先日、やはり「眉山」を見に行って感動した!!…と言う、京都の問屋の営業マン「小林くん」(先回の若奥のブログにコメントをくれたのが彼です)が川平屋にやって来ました。今回、川平屋がオリジナルで企画・製作した黒紋付(喪服の事)、その名も…「絆(きずな)」の商品説明・企画説明をする為です。若い社員を前に、「“眉山”の中で、松嶋菜々子が母の着物を着ていたシーンに感動した」と力説してました。「親が子を思うが故に、娘のために用意する…それが“絆”」と言ったかどうかは…すみません…忘れてしまいましたが…。
若奥のお母さんは昨年10月、卵巣癌で亡くなりました。母の葬儀の日、若奥は母が用意してくれた黒紋付が一式あるにもかかわらず、喪服の帯は母の帯を結び、葬儀に出席しました。この事は、誰も知らないと思います。
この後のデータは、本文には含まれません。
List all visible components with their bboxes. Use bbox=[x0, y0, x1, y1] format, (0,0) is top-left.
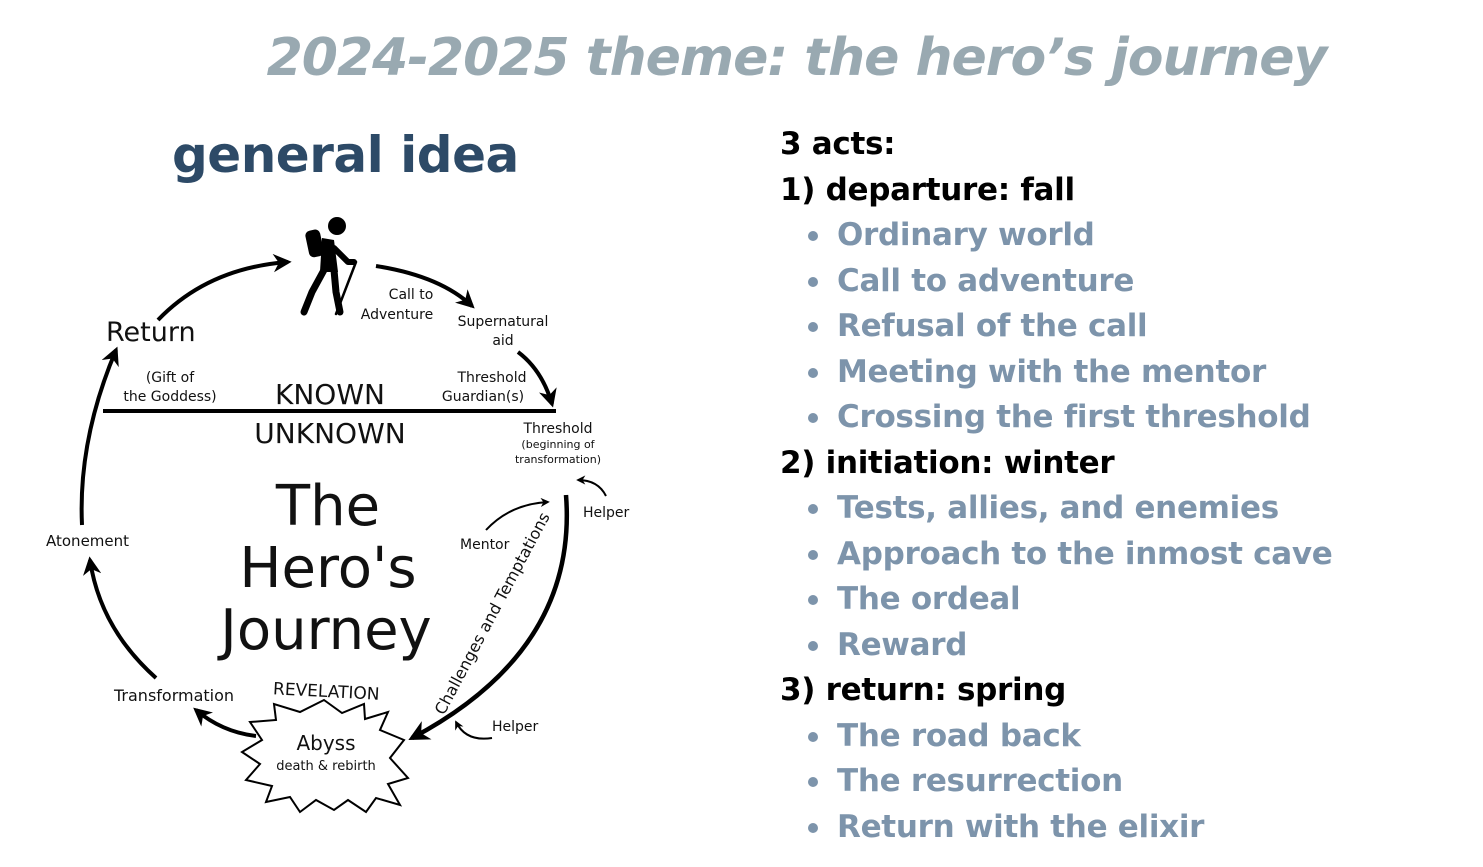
threshold-label: Threshold bbox=[523, 421, 593, 437]
list-item: The road back bbox=[780, 714, 1470, 760]
step-label: The resurrection bbox=[837, 763, 1123, 799]
gift-label-line-2: the Goddess) bbox=[123, 389, 216, 405]
hiker-icon bbox=[300, 217, 358, 316]
arc-threshold-to-abyss bbox=[408, 494, 570, 740]
helper-top-label: Helper bbox=[583, 505, 630, 521]
list-item: Return with the elixir bbox=[780, 805, 1470, 851]
list-item: The ordeal bbox=[780, 577, 1470, 623]
helper-bottom-label: Helper bbox=[492, 719, 539, 735]
helper-top-arrow bbox=[576, 475, 607, 497]
arc-abyss-to-transformation bbox=[193, 707, 257, 738]
atonement-label: Atonement bbox=[46, 532, 129, 550]
acts-heading: 3 acts: bbox=[780, 126, 896, 162]
abyss-label: Abyss bbox=[296, 731, 355, 755]
list-item: Refusal of the call bbox=[780, 304, 1470, 350]
gift-label-line-1: (Gift of bbox=[146, 370, 195, 386]
list-item: Reward bbox=[780, 623, 1470, 669]
list-item: Approach to the inmost cave bbox=[780, 532, 1470, 578]
mentor-arrow bbox=[485, 497, 550, 531]
bullet-icon bbox=[808, 822, 818, 833]
diagram-title-line-2: Hero's bbox=[239, 536, 416, 601]
step-label: The road back bbox=[837, 717, 1081, 754]
transformation-label: Transformation bbox=[113, 686, 234, 705]
bullet-icon bbox=[808, 231, 818, 241]
unknown-label: UNKNOWN bbox=[254, 417, 405, 450]
slide-title: 2024-2025 theme: the hero’s journey bbox=[266, 28, 1328, 88]
step-label: Reward bbox=[837, 626, 968, 663]
bullet-icon bbox=[808, 595, 818, 605]
section-heading: general idea bbox=[172, 126, 519, 184]
step-label: The ordeal bbox=[837, 581, 1021, 617]
bullet-icon bbox=[808, 640, 818, 651]
list-item: Meeting with the mentor bbox=[780, 350, 1470, 396]
supernatural-label-line-2: aid bbox=[492, 333, 513, 349]
bullet-icon bbox=[808, 777, 818, 787]
step-label: Refusal of the call bbox=[837, 308, 1148, 344]
step-label: Approach to the inmost cave bbox=[837, 535, 1333, 572]
threshold-sub-line-2: transformation) bbox=[515, 453, 601, 466]
bullet-icon bbox=[808, 504, 818, 514]
bullet-icon bbox=[808, 367, 818, 378]
bullet-icon bbox=[808, 549, 818, 560]
call-label-line-1: Call to bbox=[389, 287, 434, 303]
step-label: Tests, allies, and enemies bbox=[837, 490, 1279, 526]
acts-outline: 3 acts: 1) departure: fall Ordinary world… bbox=[780, 122, 1470, 850]
arc-aid-to-threshold bbox=[516, 350, 557, 408]
step-label: Return with the elixir bbox=[837, 808, 1205, 845]
arc-start-to-aid bbox=[375, 264, 475, 309]
guardians-label-line-1: Threshold bbox=[457, 370, 527, 386]
revelation-label: REVELATION bbox=[273, 679, 380, 705]
acts-list: 1) departure: fall Ordinary world Call to … bbox=[780, 168, 1470, 851]
diagram-title-line-1: The bbox=[275, 474, 380, 539]
arc-atonement-to-return bbox=[79, 346, 119, 526]
step-label: Call to adventure bbox=[837, 262, 1135, 299]
return-label: Return bbox=[106, 317, 196, 348]
abyss-starburst bbox=[240, 698, 410, 814]
arc-transformation-to-atonement bbox=[83, 556, 158, 680]
list-item: Tests, allies, and enemies bbox=[780, 486, 1470, 532]
bullet-icon bbox=[808, 413, 818, 423]
bullet-icon bbox=[808, 731, 818, 742]
list-item: Crossing the first threshold bbox=[780, 395, 1470, 441]
step-label: Meeting with the mentor bbox=[837, 353, 1266, 390]
list-item: The resurrection bbox=[780, 759, 1470, 805]
supernatural-label-line-1: Supernatural bbox=[458, 314, 549, 330]
list-item: Call to adventure bbox=[780, 259, 1470, 305]
helper-bottom-arrow bbox=[455, 720, 493, 740]
act-heading: 3) return: spring bbox=[780, 672, 1066, 708]
heros-journey-diagram: The Hero's Journey KNOWN UNKNOWN Return … bbox=[46, 217, 630, 814]
arc-return-to-start bbox=[156, 253, 292, 322]
bullet-icon bbox=[808, 322, 818, 332]
call-label-line-2: Adventure bbox=[361, 307, 433, 323]
step-label: Crossing the first threshold bbox=[837, 399, 1311, 435]
abyss-sub-label: death & rebirth bbox=[276, 759, 376, 774]
list-item: Ordinary world bbox=[780, 213, 1470, 259]
act-step-list: The road back The resurrection Return with… bbox=[780, 714, 1470, 851]
diagram-title-line-3: Journey bbox=[217, 598, 431, 663]
act-heading: 2) initiation: winter bbox=[780, 444, 1115, 481]
act-step-list: Tests, allies, and enemies Approach to th… bbox=[780, 486, 1470, 668]
mentor-label: Mentor bbox=[460, 537, 510, 553]
bullet-icon bbox=[808, 276, 818, 287]
step-label: Ordinary world bbox=[837, 217, 1095, 253]
threshold-sub-line-1: (beginning of bbox=[521, 438, 595, 451]
known-label: KNOWN bbox=[275, 378, 385, 411]
guardians-label-line-2: Guardian(s) bbox=[442, 389, 524, 405]
act-step-list: Ordinary world Call to adventure Refusal o… bbox=[780, 213, 1470, 441]
act-heading: 1) departure: fall bbox=[780, 171, 1075, 208]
母が亡くなってから、母の遺言もあり、着物はほとんど「一人娘」の若奥が貰いました。その日以来、何か「頑張らなきゃ」の時(母に見守って欲しい時)には、何か1つ、母の物を身に付けるようにしています。本当はまだ娘として母に甘えたかった…ずっと私のそばにいて欲しかった…そんな気持ちが心のどこかにあるからでしょうか…。
今回、川平屋オリジナルで黒紋付「絆(きずな)」を企画・制作し、「絆とは・・・」「なぜ黒紋付は必要か・・・」を収録した「黒紋付DVD」なる物を製作しました。このDVD撮影のために京都まで行きました。着物研究家の「毛利ゆき子先生」に監修をお願いし、若奥と毛利先生の対談のシーンもありますが、その収録の日も、母が大好きでよく着ていた「結城紬のうさぎの柄の帯」と「珊瑚の帯留め」をしていきました。
6月2日、父の3回忌には、若奥は母が法事によく着ていた「1ツ縫紋入り、泥染の大島の無地のきもの」を着ようと思います。「父の一周忌までは死ぬわけにはいかない」と、去年の今頃、もう自分は長くないとわかっていたであろうに、抗癌剤治療中に病院を一時退院し、一周忌をつとめた母。喪主である弟がみんなの前でお礼の挨拶をし、「哲っちゃんがこんなに立派に挨拶が出来る様になって…」と感動して泣いている「敦子おばさん」の姿を見ながら、「哲史もお父さんに代わって立派に挨拶が出来るようになったし、なによりあんた達兄弟が仲がいいし…。もう私は安心してお父さんの所に行けるわ…」と言っていた母。それから5ヶ月で、父の所に行ってしまいましたが・・・。
「母と娘の絆」は…母がなくなった今も、永遠であると信じています。今現在、私にも娘がいて、そして…私と娘「綾花」の絆も、これから徐々に築いていけたら・・・と思います。母が私にしてくれたように…。